Alors, la question qui tue ?

Si actuellement on n’arrive même pas à boucler le budget avec 4.5 travailleurs par retraité, comment vas-t-on faire avec 4.0, 3.5, 3.0 et ultimement à 2.0 travailleurs par retraité ?

Pour toute bonne réponse, veuillez aviser vos fils et petits fils, ils attendent ?
Permalien 18/11/2009 @ 12:24
Commentaire de: Michel Dubé [Visiteur]
on est dans le trouble pas à peu près...
Permalien 20/11/2009 @ 18:18
Commentaire de: Éric Poirier [Visiteur]
Bonjour,

Vous affirmez: "Jacques Parizeau oublie tout simplement la part de la dette fédérale que doit assumer les Québécois."

Je vous invite à lire la page 149 du livre de monsieur Parizeau. L'économiste écrit noir sur blanc qu'il tient compte de la part de la dette fédérale que devra assumer le Québec.

Merci et bonne journée.
Permalien 22/11/2009 @ 01:33
Commentaire de: daniel bourdon [Visiteur]
@Québec Droite MC

Vos commentaires sont très pertinents. Il faut souligner que 40% des Québéçois ne paient pas d'imôts. Nous avons seulement 2% des Québéçois(ils paient 27 ou 28% des impôts) qui gagnent +100,000$ comparativement à 4% en Ontario.

La majorité de ces Québéçois sont universitaires et ils sont de plus en plus mobiles. Pour eux; l'expertise est facilement transférable dans les autres provinces ou aux USA.

Sans les abaisser; nos assistés sociaux ne quitteront jamais le Québec ils n'ont pas de compétences à offrir.

Un message au PQ: Croyez-vous SINCÈREMENT que la langue française est menacée au Québec ou est-ce uniquement pour vous garantir une base électorale.Vous incitez plusieurs Québéçois à détester les Anglophones Nous vivons dans un contexte nord-américain et de mondialisation. Notre situation géographique est un avantage pour les francophones et il est plus facile d'apprendre l'anglais que l'inverse.

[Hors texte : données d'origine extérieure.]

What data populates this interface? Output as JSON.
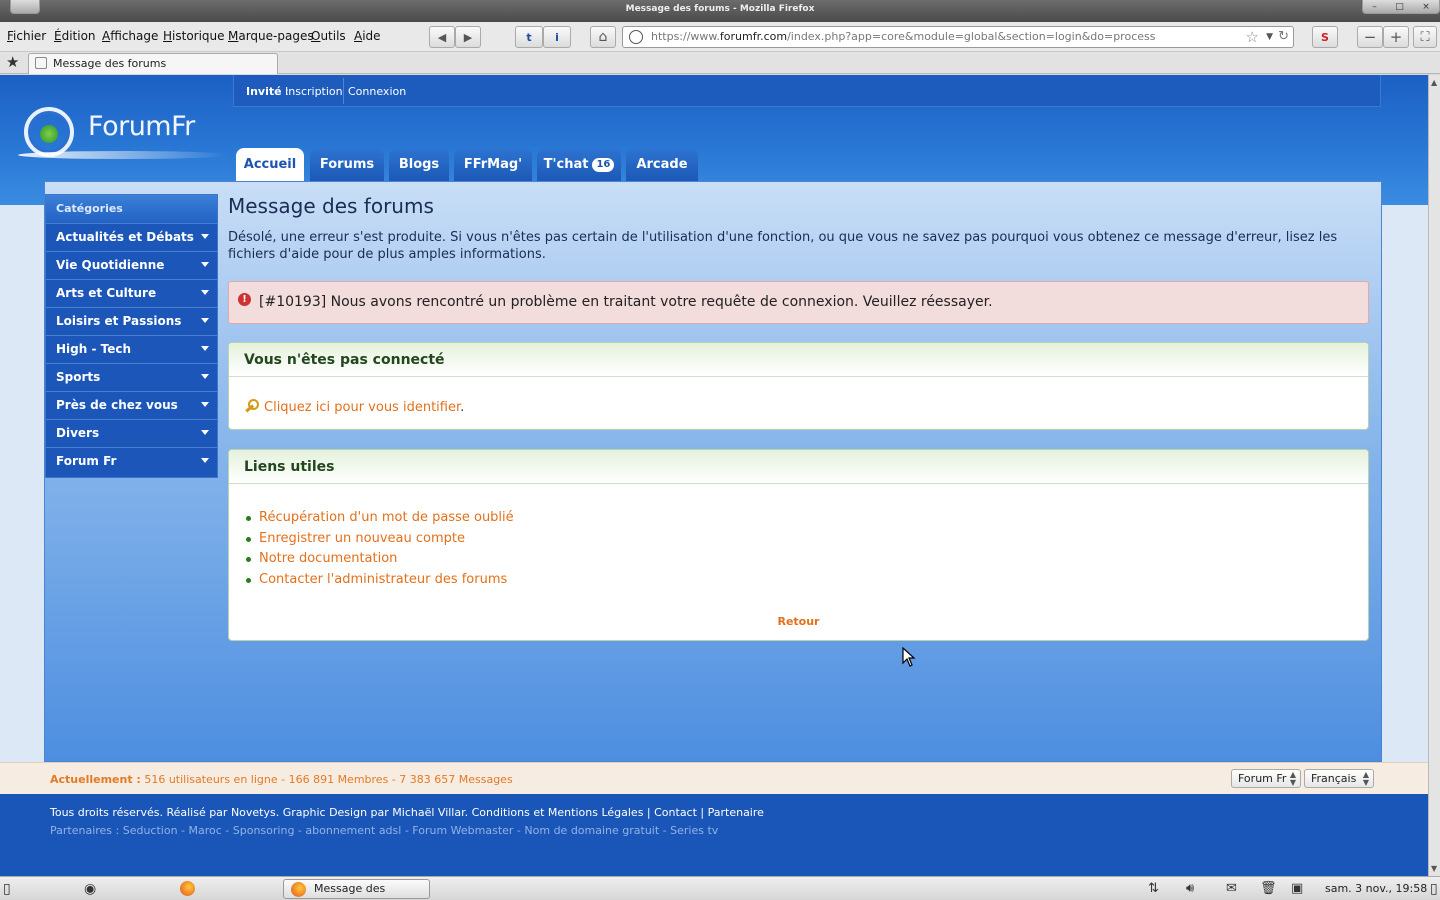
{
  "window": {
    "title": "Message des forums - Mozilla Firefox"
  },
  "menubar": {
    "items": [
      {
        "label": "Fichier",
        "accel": "F",
        "rest": "ichier"
      },
      {
        "label": "Édition",
        "accel": "É",
        "rest": "dition"
      },
      {
        "label": "Affichage",
        "accel": "A",
        "rest": "ffichage"
      },
      {
        "label": "Historique",
        "accel": "H",
        "rest": "istorique"
      },
      {
        "label": "Marque-pages",
        "accel": "M",
        "rest": "arque-pages"
      },
      {
        "label": "Outils",
        "accel": "O",
        "rest": "utils"
      },
      {
        "label": "Aide",
        "accel": "A",
        "rest": "ide"
      }
    ]
  },
  "urlbar": {
    "prefix": "https://www.",
    "domain": "forumfr.com",
    "path": "/index.php?app=core&module=global&section=login&do=process"
  },
  "tab": {
    "label": "Message des forums"
  },
  "site": {
    "logo_text": "ForumFr",
    "userbar": {
      "guest": "Invité",
      "separator": " : ",
      "register": "Inscription",
      "login": "Connexion"
    },
    "nav_tabs": [
      {
        "label": "Accueil",
        "active": true
      },
      {
        "label": "Forums",
        "active": false
      },
      {
        "label": "Blogs",
        "active": false
      },
      {
        "label": "FFrMag'",
        "active": false
      },
      {
        "label": "T'chat",
        "badge": "16",
        "active": false
      },
      {
        "label": "Arcade",
        "active": false
      }
    ],
    "sidebar": {
      "title": "Catégories",
      "items": [
        "Actualités et Débats",
        "Vie Quotidienne",
        "Arts et Culture",
        "Loisirs et Passions",
        "High - Tech",
        "Sports",
        "Près de chez vous",
        "Divers",
        "Forum Fr"
      ]
    },
    "content": {
      "title": "Message des forums",
      "intro": "Désolé, une erreur s'est produite. Si vous n'êtes pas certain de l'utilisation d'une fonction, ou que vous ne savez pas pourquoi vous obtenez ce message d'erreur, lisez les fichiers d'aide pour de plus amples informations.",
      "error": "[#10193] Nous avons rencontré un problème en traitant votre requête de connexion. Veuillez réessayer.",
      "login_panel": {
        "title": "Vous n'êtes pas connecté",
        "link": "Cliquez ici pour vous identifier",
        "suffix": "."
      },
      "links_panel": {
        "title": "Liens utiles",
        "links": [
          "Récupération d'un mot de passe oublié",
          "Enregistrer un nouveau compte",
          "Notre documentation",
          "Contacter l'administrateur des forums"
        ],
        "back": "Retour"
      }
    },
    "stats": {
      "label": "Actuellement :",
      "text": "516 utilisateurs en ligne - 166 891 Membres - 7 383 657 Messages"
    },
    "selects": {
      "skin": "Forum Fr",
      "language": "Français"
    },
    "footer": {
      "line1": "Tous droits réservés. Réalisé par Novetys. Graphic Design par Michaël Villar. Conditions et Mentions Légales | Contact | Partenaire",
      "line2": "Partenaires : Seduction - Maroc - Sponsoring - abonnement adsl - Forum Webmaster - Nom de domaine gratuit - Series tv"
    }
  },
  "taskbar": {
    "task_label": "Message des forums...",
    "clock": "sam. 3 nov., 19:58"
  },
  "colors": {
    "brand_blue": "#1b56b8",
    "link_orange": "#e3701a",
    "error_bg": "#f2dcdc",
    "panel_header_green": "#e4f1dc"
  }
}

Pourquoi ne pas favoriser le bilinguisme? Pourquoi ne pas augmenter la création d'emlois au Québec en ofrant un Québec bilngue?

Vous demanderez aux employeurs de Québec si l'unilinguisme de la Capitale est un avantage ou un désavantage.

En Allemagne; les jeunes doivent obligatoirement apprendre une 2e langue.

Votre position linguistique place le Québec dans un guetto.